To Evaluate the Correlation of Second Trimester Maternal Serum Alphaprotein in 14-22 Weeks and Adverse Pregnancy Outcome
Abstract
Aim: To evaluate the correlation of Second Trimester Maternal Serum AlphaproteinIn 14-22 Weeks and Adverse Pregnancy Outcome.
Materials and methods: This prospective observational study was carried out in the Department of Obstetrics and Gynaecology,180 pregnancies women were reviewed by the maternal serum alpha-fetoprotein screening program. The age and weight of all pregnant women were 20-30 years old at conceptions and 55-70kg respectively. Participants are ideally screened between 14-22 weeks' gestation.
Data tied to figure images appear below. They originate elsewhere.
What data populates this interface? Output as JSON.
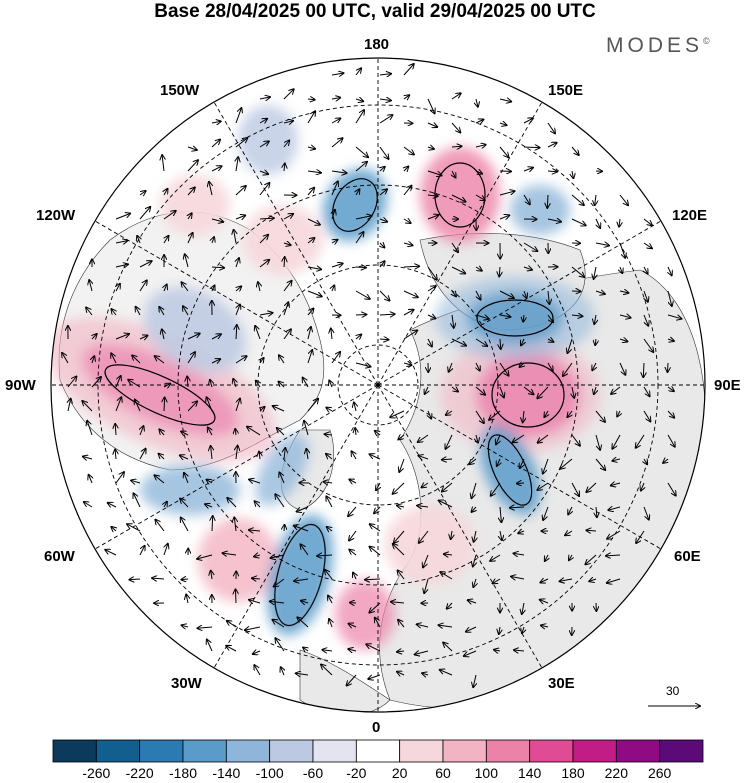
{
  "title": "Base 28/04/2025 00 UTC, valid 29/04/2025 00 UTC",
  "brand": "MODES",
  "brand_mark": "©",
  "longitude_labels": {
    "top": "180",
    "top_left": "150W",
    "top_right": "150E",
    "upper_left": "120W",
    "upper_right": "120E",
    "left": "90W",
    "right": "90E",
    "lower_left": "60W",
    "lower_right": "60E",
    "bottom_left": "30W",
    "bottom_right": "30E",
    "bottom": "0"
  },
  "reference_vector": "30",
  "colorbar": {
    "ticks": [
      "-260",
      "-220",
      "-180",
      "-140",
      "-100",
      "-60",
      "-20",
      "20",
      "60",
      "100",
      "140",
      "180",
      "220",
      "260"
    ],
    "colors": [
      "#0b3a5c",
      "#125e8e",
      "#2b7bb2",
      "#5b9bc9",
      "#8fb6da",
      "#bcc9e3",
      "#e4e4f1",
      "#ffffff",
      "#f6d7dc",
      "#f2b3c2",
      "#ec82a8",
      "#df4b95",
      "#c21d86",
      "#8f0a83",
      "#5c0a78"
    ]
  },
  "map": {
    "land_color": "#e9e9e9",
    "projection": "north-polar-stereographic"
  }
}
Results: 180 pregnant women between the 14th and 22th weeks of gestation were evaluated. The mean age of the participants was 24.7±3.01 years. The mean of the birth weight was 3057±510 gram (1700-4340gram). The mean maternal serum Alpha- fetoprotein was 44.57±39.2 ng/cc (2.3-250 ng/cc). The median MSAFP was 34 ng/cc. Of 180 pregnant women, 150 had without preterm labor and 30 had preterm labor .The frequency of pregnant outcomes were as following: 5 (1.01%) stillbirths, 30(16.677%) preterm labor, 9(5%) PROM, 14(7.78%) pre-eclampsia, 25(13.89%) oligohydramnious, 2(1.11%) miscarriage. There was a correlation between preterm labor and higher MSAFP. The mean was 53.14 ng/cc in preterm labor and 35.13 ng/cc in term labor (P- value~0.021). The mean MSAFP was 75.16 ng/cc in pre-eclamptic women while it was 40.75 ng/cc in pregnant women without pre-eclampsia. Therefore, second trimester MSAFP levels were significantly higher in women with pre-eclampsia (P <0.001). Also, an association was found between level of MSAFP and oligohydramnious. It was higher in pregnancy women with oligohydramnious compared with normal women (76.39 ng/cc vs. 39.61 ng/cc) (P <0.001). The association between low birth weight and the levels of MSAFP was significant. With increasing MSAFP between 14-22 weeks' gestation, birth weight decreased (P <0.001).
Conclusion: We concluded that the elevated MS-AFP is associated with increased risks of APOs. ONTDs complicate merely a small proportion of pregnancies with elevated MS-AFP, and the rest of them have high risks of obstetric complications.